Originally Posted by
rotebass
Just go to your corner, and leave your false information out of this thread. Is that aggressive enough for you?
Square wave may have been an over simplification (it's almost as if I should have somehow referenced that is was a simplified explaination :rolleyes:), a symmetrically clipped signal will cause the RMS (average) power delivered by the amplifier to the speaker to increase, therefore heat generated by the individual components is going to increase. The more you clip that signal the higher the average power delivered to the speakers, the more heat has to be dissipated by the components.
If you are smart enough to over spec the system for that particular job, you can usually depend on a good limiter (preferably per pass band) to keep that RMS voltage in a range that is safe for your system to operate. If you are one of the majority, and you decided to save a few bucks and spec out just enough or even not enough rig for the job, in this case it's not uncommon to push the system to the limit even with a perfectly devised gain structure and the margin for error becomes unsettlingly small.

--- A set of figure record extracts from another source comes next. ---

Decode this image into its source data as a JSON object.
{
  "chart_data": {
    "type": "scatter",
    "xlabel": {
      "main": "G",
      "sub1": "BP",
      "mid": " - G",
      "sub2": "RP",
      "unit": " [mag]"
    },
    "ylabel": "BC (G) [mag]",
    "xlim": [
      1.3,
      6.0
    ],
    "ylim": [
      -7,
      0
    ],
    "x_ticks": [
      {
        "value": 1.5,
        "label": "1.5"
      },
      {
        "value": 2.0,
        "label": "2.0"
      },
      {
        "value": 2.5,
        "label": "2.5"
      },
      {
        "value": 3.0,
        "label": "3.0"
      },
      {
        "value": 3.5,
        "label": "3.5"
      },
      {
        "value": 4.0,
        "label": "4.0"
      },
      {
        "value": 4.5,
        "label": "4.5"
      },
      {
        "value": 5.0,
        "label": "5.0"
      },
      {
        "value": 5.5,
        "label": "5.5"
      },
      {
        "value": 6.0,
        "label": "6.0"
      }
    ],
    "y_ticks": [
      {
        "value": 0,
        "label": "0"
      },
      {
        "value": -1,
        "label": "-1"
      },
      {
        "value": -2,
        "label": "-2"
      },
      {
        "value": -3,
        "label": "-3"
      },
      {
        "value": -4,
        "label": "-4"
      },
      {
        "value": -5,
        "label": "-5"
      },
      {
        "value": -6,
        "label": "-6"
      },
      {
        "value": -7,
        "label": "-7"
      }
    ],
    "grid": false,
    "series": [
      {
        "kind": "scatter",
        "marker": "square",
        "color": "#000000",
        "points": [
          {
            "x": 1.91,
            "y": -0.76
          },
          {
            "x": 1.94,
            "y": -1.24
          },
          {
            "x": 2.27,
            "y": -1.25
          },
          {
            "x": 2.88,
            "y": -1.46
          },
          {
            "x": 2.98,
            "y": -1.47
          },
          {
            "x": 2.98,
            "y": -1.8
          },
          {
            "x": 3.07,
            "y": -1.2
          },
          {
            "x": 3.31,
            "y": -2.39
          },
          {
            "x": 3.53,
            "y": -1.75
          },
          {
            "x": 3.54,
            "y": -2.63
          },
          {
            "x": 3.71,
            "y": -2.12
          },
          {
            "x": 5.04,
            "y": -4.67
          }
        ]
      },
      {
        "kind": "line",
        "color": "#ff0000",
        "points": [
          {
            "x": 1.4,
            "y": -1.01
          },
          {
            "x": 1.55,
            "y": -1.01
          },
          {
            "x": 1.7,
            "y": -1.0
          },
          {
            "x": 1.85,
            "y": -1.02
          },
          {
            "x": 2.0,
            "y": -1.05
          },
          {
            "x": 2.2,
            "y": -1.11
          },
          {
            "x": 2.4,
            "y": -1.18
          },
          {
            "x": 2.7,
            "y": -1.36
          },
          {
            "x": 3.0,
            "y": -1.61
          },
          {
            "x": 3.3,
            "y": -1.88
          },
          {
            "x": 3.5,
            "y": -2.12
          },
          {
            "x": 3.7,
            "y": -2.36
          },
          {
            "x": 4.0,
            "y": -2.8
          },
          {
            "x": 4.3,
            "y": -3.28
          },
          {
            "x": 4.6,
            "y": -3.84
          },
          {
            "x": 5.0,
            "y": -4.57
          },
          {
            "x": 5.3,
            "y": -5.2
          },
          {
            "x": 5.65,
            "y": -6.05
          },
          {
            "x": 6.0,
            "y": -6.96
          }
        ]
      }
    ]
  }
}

In bass heavy music, it's usually the subs that will go first, it just becomes a question of whether they fail thermally (voice coil over heating and either deforming so that it rubs against the rest of the motor assemble, or simply burning until it becomes an open circuit) or physically (voice coil leaving the magnetic gap and doesn't go back in, or basket separates from cone, im sure there are other ways it can happen these are just two that I've watched happen).
Did you know that the adhesive they use on speakers is flammable? I learned that while watching a DJ, we were running a VZ5000 into 4 JBL 2x18 subs in a 300 cap bar, so the rig was definitely not under spec'ed, he just kept driving the signal so hard that the subs couldn't dissipate the heat being generated. One of the drivers was recently reconed and the glue actually ignited a fire.